Equally objectionable is the suggestion that a confession by a suspect in foreign custody be admissible in court even if there was no Miranda warning given. Our view is that if Americans are involved in the questioning, and the suspect is in jeopardy of prosecution in U.S. courts, the same rules should apply abroad as in this country.

Unlike its Miranda proposals, the bill’s detention provisions would actually change federal law. The key provision would allow the government to ask a court for permission to question a suspect for 48 hours, or in some cases 96, before bringing him before a magistrate, a process known as “presentment.” Currently, an otherwise valid confession is deemed inadmissible if a suspect is not taken before a magistrate within a reasonable amount of time, usually six hours.

Allowing the government to postpone a presentment and use the results of the extended interrogation encourages the abuses that a prompt presentment is designed to prevent, including, most notably, coerced confessions. Last year the Supreme Court emphasized the dangers of prolonged questioning in secret, saying, “No one with any smattering of the history of 20th century dictatorships needs a lecture on the subject.”

We recognize that a prompt appearance before a magistrate might discourage some suspects from continuing to answer questions about an immediate threat to public safety. But even under present law, the six-hour rule isn’t absolute, and a court might well conclude that an additional delay for the purposes of averting harm was reasonable and that the confession should be admitted.

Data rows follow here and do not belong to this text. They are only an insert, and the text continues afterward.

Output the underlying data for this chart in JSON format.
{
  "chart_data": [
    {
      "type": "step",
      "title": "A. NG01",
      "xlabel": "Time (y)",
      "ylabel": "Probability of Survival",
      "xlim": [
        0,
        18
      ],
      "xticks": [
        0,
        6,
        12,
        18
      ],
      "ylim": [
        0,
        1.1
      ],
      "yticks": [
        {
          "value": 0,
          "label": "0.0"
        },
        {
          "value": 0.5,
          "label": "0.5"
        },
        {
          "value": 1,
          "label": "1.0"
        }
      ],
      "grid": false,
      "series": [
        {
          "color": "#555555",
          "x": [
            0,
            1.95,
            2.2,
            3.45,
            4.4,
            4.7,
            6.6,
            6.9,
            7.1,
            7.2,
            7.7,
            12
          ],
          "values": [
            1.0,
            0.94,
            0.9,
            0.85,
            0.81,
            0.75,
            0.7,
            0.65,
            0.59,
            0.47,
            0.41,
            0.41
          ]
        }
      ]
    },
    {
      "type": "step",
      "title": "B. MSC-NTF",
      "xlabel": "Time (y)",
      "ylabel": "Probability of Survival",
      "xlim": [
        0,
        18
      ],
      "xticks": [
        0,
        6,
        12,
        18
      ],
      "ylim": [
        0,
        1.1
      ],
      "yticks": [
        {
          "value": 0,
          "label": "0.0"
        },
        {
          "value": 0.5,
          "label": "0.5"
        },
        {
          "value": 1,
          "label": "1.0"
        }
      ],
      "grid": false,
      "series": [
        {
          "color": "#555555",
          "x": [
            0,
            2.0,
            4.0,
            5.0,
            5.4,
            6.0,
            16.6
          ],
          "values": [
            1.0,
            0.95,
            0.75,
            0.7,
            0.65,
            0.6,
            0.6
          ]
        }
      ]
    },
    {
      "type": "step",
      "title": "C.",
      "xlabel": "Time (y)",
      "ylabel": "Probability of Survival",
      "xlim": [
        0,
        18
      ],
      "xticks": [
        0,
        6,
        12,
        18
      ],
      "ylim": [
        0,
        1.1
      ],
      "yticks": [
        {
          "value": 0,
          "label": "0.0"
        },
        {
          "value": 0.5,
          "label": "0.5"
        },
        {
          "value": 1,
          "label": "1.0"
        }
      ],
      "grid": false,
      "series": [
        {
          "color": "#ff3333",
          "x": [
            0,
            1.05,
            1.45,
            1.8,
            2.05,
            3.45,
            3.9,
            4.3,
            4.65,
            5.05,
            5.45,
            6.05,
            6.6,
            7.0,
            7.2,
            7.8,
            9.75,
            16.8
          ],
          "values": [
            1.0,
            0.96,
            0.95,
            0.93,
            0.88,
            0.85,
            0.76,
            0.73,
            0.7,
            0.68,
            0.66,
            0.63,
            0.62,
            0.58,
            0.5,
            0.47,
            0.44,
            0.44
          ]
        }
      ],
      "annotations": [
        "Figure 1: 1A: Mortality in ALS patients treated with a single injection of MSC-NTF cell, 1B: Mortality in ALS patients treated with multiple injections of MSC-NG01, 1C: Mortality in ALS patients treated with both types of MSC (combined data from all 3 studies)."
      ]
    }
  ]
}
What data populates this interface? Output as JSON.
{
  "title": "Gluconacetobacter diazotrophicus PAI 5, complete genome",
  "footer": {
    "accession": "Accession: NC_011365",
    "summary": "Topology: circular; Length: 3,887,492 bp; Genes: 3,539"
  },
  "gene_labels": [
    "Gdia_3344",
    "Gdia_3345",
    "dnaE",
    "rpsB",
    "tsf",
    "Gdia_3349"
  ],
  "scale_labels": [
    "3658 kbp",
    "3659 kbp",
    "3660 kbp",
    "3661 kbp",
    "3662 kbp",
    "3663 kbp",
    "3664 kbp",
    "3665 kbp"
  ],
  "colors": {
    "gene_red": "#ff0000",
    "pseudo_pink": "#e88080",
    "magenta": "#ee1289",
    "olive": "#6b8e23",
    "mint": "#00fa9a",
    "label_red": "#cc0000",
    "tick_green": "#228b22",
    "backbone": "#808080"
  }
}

The Schiff bill, however, goes much further than that. It allows for a delay if high-level officials certify that “the individual may be able to provide intelligence necessary to protect the public safety.” By that standard, almost any interrogation of any suspected terrorist would qualify for a lengthy delay in bringing him or her before a magistrate. We’d prefer to rely on judicial discretion in interpreting the current legal standard rather than lock into the law a distinction between terrorism and nonterrorism cases. Our fear is that a 48-hour or even 96-hour delay would become the norm, not the exception.

Terrorism cases present special challenges, because a criminal suspect might also be a source of information about an ongoing plot against the United States. But in our view, current law provides sufficient flexibility to deal with that situation. And affording suspected terrorists the same protections available to other defendants sends a powerful message about this nation’s commitment to the rule of law.